Breakthrough Dialogue 2021: Ecomodern Justice

Wednesday, August 4 through Friday, August 6, 2021

August 4-6 | Cavallo Point & Virtually | Sausalito, CA & Global

Ecomodern Justice?

What is justice? What does it mean in the context of ecomodernism? Global modernity was both built upon histories of conquest and oppression and gave birth to traditions of liberal universalism, political enfranchisement, and cosmopolitan empathy upon which contemporary demands for justice and equity rest. Modernization has likewise brought long-term improvements in the human condition while not benefiting all equally and leaving many behind.

At the heart of all discussions of modernist politics lies a paradox. The modern era marked a continuation of violence, oppression, inequity, and subjugation that go as far back as we have been human. It marked an intensification of our proclivities toward violence and cruelty, as the social and technological machinery of modernity allowed for the manifestation of those tendencies at previously unimaginable scales. And it marked a gradual and ongoing break from those histories, as the shift from feudal and hierarchical to capitalist and democratic societies produced new economies, new publics, new institutions, and new values that have slowly and incrementally ameliorated or eliminated manifestations of human cruelty.

To recognize this modernist paradox does not absolve modern societies from accounting for the injustice in their own histories and remedying them. Nor should it obscure the great accomplishments of the modern era. But it should inform how we think about our responsibilities to each other, to the past, and to the future.

Critics of modernization, too often, judge it against either romanticized conceptions of the past or utopian visions of the future. Both framings do a disservice to the extraordinary improvements in living standards, human rights, and democratic inclusion that modernization has wrought and to the practical challenges and struggles associated with assuring that modernist promises of universal enfranchisement, equity, and justice are kept.

Any discussion of justice within the framework of ecomodernism must likewise account for both the promise of modernization and its failures. How best might we recognize histories of violence and oppression without mistaking them for the entire history of modernization? How might we express a commitment to justice in a way that emphasizes assets, the ways in which our extraordinary social and technological powers and wealth might be dedicated to addressing inequality and exclusion, rather than fixating on deficits — the notion that ongoing inequity and injustice demonstrate the futility of universalizing commitments to freedom, prosperity, and inclusion? How might notions of sovereignty and self-determination support communities to pursue development and modernization on their own terms, rather than situating those processes as external impositions by a globalizing, corporate, western and eurocentric capitalism?

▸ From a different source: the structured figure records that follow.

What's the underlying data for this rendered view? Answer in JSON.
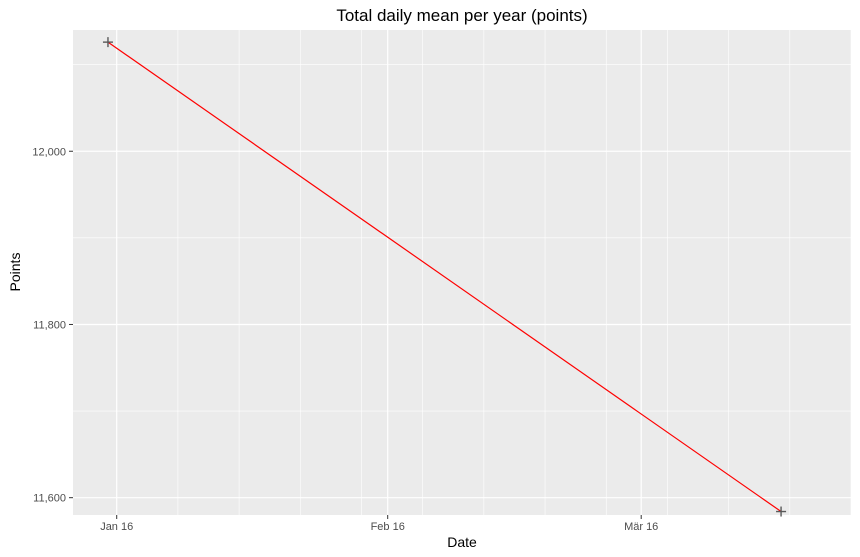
{
  "chart_data": {
    "type": "line",
    "title": "Total daily mean per year (points)",
    "xlabel": "Date",
    "ylabel": "Points",
    "x_ticks": [
      {
        "date": "2016-01-16",
        "label": "Jan 16"
      },
      {
        "date": "2016-02-16",
        "label": "Feb 16"
      },
      {
        "date": "2016-03-16",
        "label": "Mär 16"
      }
    ],
    "y_ticks": [
      {
        "value": 11600,
        "label": "11,600"
      },
      {
        "value": 11800,
        "label": "11,800"
      },
      {
        "value": 12000,
        "label": "12,000"
      }
    ],
    "xlim": [
      "2016-01-11",
      "2016-04-09"
    ],
    "ylim": [
      11580,
      12140
    ],
    "grid": true,
    "series": [
      {
        "points": [
          {
            "x": "2016-01-15",
            "y": 12126
          },
          {
            "x": "2016-04-01",
            "y": 11584
          }
        ],
        "line_color": "#ff0000",
        "marker": "plus",
        "marker_color": "#595959"
      }
    ],
    "panel_background": "#ebebeb",
    "grid_color": "#ffffff"
  }
}
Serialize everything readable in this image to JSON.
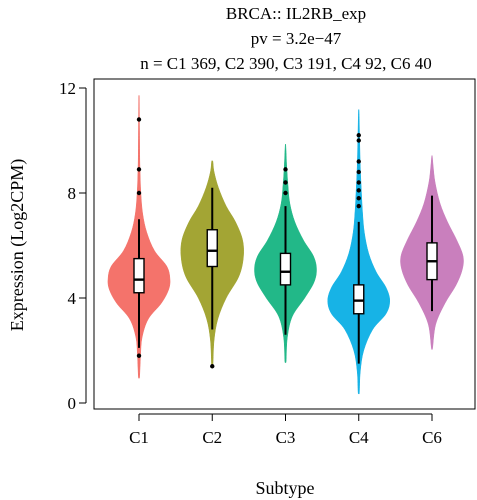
{
  "chart_data": {
    "type": "violin",
    "title_lines": [
      "BRCA:: IL2RB_exp",
      "pv = 3.2e−47",
      "n = C1 369, C2 390, C3 191, C4 92, C6 40"
    ],
    "xlabel": "Subtype",
    "ylabel": "Expression (Log2CPM)",
    "ylim": [
      0,
      12
    ],
    "yticks": [
      0,
      4,
      8,
      12
    ],
    "legend": "none",
    "grid": false,
    "categories": [
      "C1",
      "C2",
      "C3",
      "C4",
      "C6"
    ],
    "series": [
      {
        "category": "C1",
        "color": "#F4736B",
        "min": 1.0,
        "max": 11.6,
        "whisker_low": 2.1,
        "q1": 4.2,
        "median": 4.7,
        "q3": 5.5,
        "whisker_high": 7.0,
        "outliers": [
          1.8,
          8.0,
          8.9,
          10.8
        ],
        "density": [
          [
            1.0,
            0.02
          ],
          [
            1.8,
            0.05
          ],
          [
            2.5,
            0.1
          ],
          [
            3.2,
            0.3
          ],
          [
            3.8,
            0.72
          ],
          [
            4.3,
            0.95
          ],
          [
            4.7,
            1.0
          ],
          [
            5.2,
            0.9
          ],
          [
            5.8,
            0.5
          ],
          [
            6.5,
            0.25
          ],
          [
            7.2,
            0.12
          ],
          [
            8.0,
            0.06
          ],
          [
            9.0,
            0.03
          ],
          [
            10.0,
            0.02
          ],
          [
            11.6,
            0.01
          ]
        ]
      },
      {
        "category": "C2",
        "color": "#A3A534",
        "min": 1.4,
        "max": 9.2,
        "whisker_low": 2.8,
        "q1": 5.2,
        "median": 5.8,
        "q3": 6.6,
        "whisker_high": 8.2,
        "outliers": [
          1.4
        ],
        "density": [
          [
            1.4,
            0.02
          ],
          [
            2.4,
            0.06
          ],
          [
            3.2,
            0.18
          ],
          [
            4.0,
            0.45
          ],
          [
            4.8,
            0.85
          ],
          [
            5.5,
            1.0
          ],
          [
            6.2,
            0.98
          ],
          [
            6.9,
            0.75
          ],
          [
            7.5,
            0.45
          ],
          [
            8.2,
            0.2
          ],
          [
            8.8,
            0.06
          ],
          [
            9.2,
            0.02
          ]
        ]
      },
      {
        "category": "C3",
        "color": "#22B888",
        "min": 1.6,
        "max": 9.8,
        "whisker_low": 2.6,
        "q1": 4.5,
        "median": 5.0,
        "q3": 5.7,
        "whisker_high": 7.5,
        "outliers": [
          8.0,
          8.4,
          8.9
        ],
        "density": [
          [
            1.6,
            0.02
          ],
          [
            2.5,
            0.06
          ],
          [
            3.3,
            0.22
          ],
          [
            4.0,
            0.62
          ],
          [
            4.6,
            0.92
          ],
          [
            5.1,
            1.0
          ],
          [
            5.6,
            0.9
          ],
          [
            6.2,
            0.58
          ],
          [
            6.9,
            0.3
          ],
          [
            7.6,
            0.14
          ],
          [
            8.3,
            0.08
          ],
          [
            9.0,
            0.04
          ],
          [
            9.8,
            0.01
          ]
        ]
      },
      {
        "category": "C4",
        "color": "#17B3E6",
        "min": 0.4,
        "max": 11.1,
        "whisker_low": 1.5,
        "q1": 3.4,
        "median": 3.9,
        "q3": 4.5,
        "whisker_high": 6.9,
        "outliers": [
          7.5,
          7.8,
          8.1,
          8.4,
          8.8,
          9.2,
          10.0,
          10.2
        ],
        "density": [
          [
            0.4,
            0.02
          ],
          [
            1.2,
            0.05
          ],
          [
            2.0,
            0.16
          ],
          [
            2.8,
            0.45
          ],
          [
            3.4,
            0.88
          ],
          [
            3.9,
            1.0
          ],
          [
            4.4,
            0.88
          ],
          [
            5.0,
            0.56
          ],
          [
            5.7,
            0.32
          ],
          [
            6.5,
            0.18
          ],
          [
            7.3,
            0.12
          ],
          [
            8.2,
            0.08
          ],
          [
            9.0,
            0.05
          ],
          [
            10.0,
            0.03
          ],
          [
            11.1,
            0.01
          ]
        ]
      },
      {
        "category": "C6",
        "color": "#C97FBD",
        "min": 2.1,
        "max": 9.4,
        "whisker_low": 3.5,
        "q1": 4.7,
        "median": 5.4,
        "q3": 6.1,
        "whisker_high": 7.9,
        "outliers": [],
        "density": [
          [
            2.1,
            0.02
          ],
          [
            3.0,
            0.12
          ],
          [
            3.8,
            0.42
          ],
          [
            4.5,
            0.78
          ],
          [
            5.1,
            0.98
          ],
          [
            5.6,
            1.0
          ],
          [
            6.2,
            0.8
          ],
          [
            6.9,
            0.5
          ],
          [
            7.6,
            0.26
          ],
          [
            8.4,
            0.1
          ],
          [
            9.0,
            0.04
          ],
          [
            9.4,
            0.01
          ]
        ]
      }
    ]
  }
}
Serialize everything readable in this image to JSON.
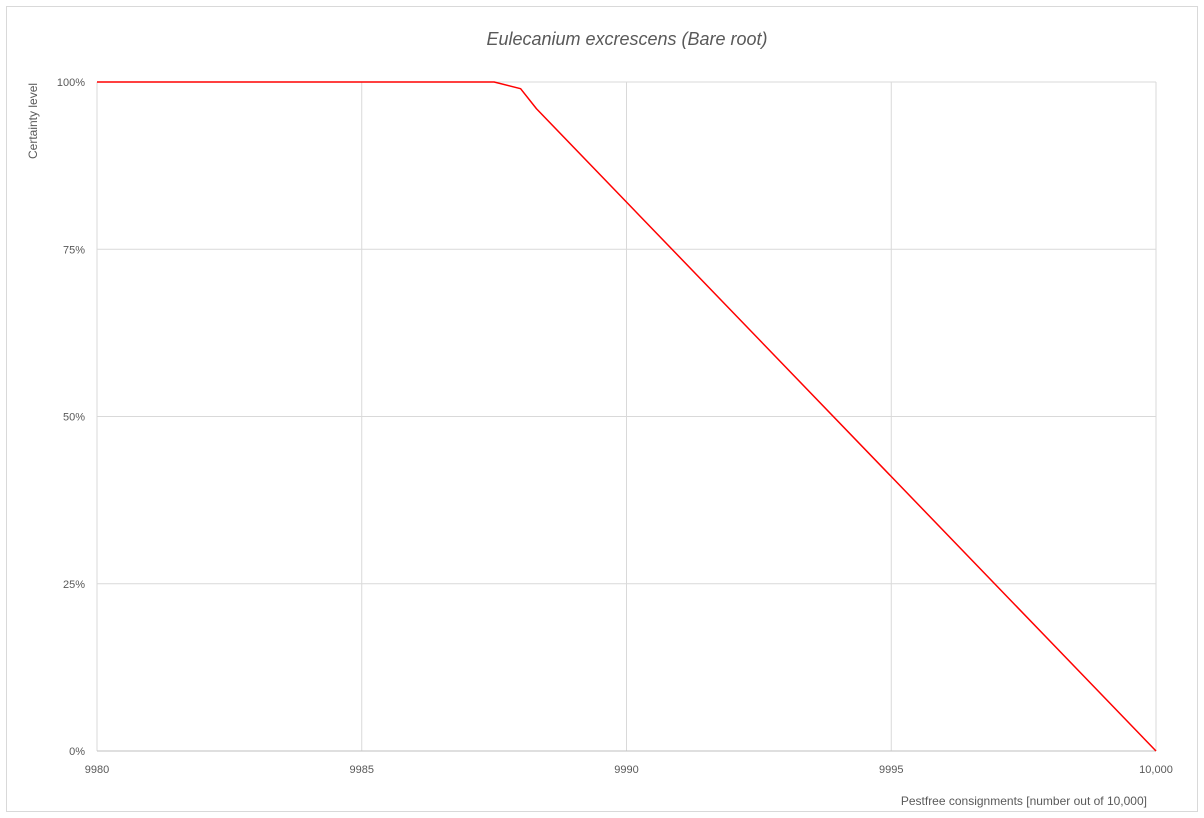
{
  "chart_data": {
    "type": "line",
    "title": "Eulecanium excrescens   (Bare root)",
    "xlabel": "Pestfree consignments [number out of 10,000]",
    "ylabel": "Certainty level",
    "xlim": [
      9980,
      10000
    ],
    "ylim": [
      0,
      1
    ],
    "x_ticks": [
      9980,
      9985,
      9990,
      9995,
      10000
    ],
    "x_tick_labels": [
      "9980",
      "9985",
      "9990",
      "9995",
      "10,000"
    ],
    "y_ticks": [
      0,
      0.25,
      0.5,
      0.75,
      1
    ],
    "y_tick_labels": [
      "0%",
      "25%",
      "50%",
      "75%",
      "100%"
    ],
    "grid": true,
    "legend": "none",
    "series": [
      {
        "color": "#ff0000",
        "x": [
          9980,
          9987.5,
          9988,
          9988.3,
          10000
        ],
        "y": [
          1,
          1,
          0.99,
          0.96,
          0
        ]
      }
    ]
  }
}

Too often, discussions of climate and environmental justice have bundled standard environmental framings of risk, technology, modernity, and nature together with commitments to social justice while failing to interrogate the underlying environmental claims inherited from a movement born of affluence and privilege, steeped in neo-malthusian catastrophism, and prone to primitivism and romanticism of agrarian poverty. In this year’s Breakthrough Dialogue, we open up that black box and ask how growth, development, technology, and decoupling can advance the cause of social justice.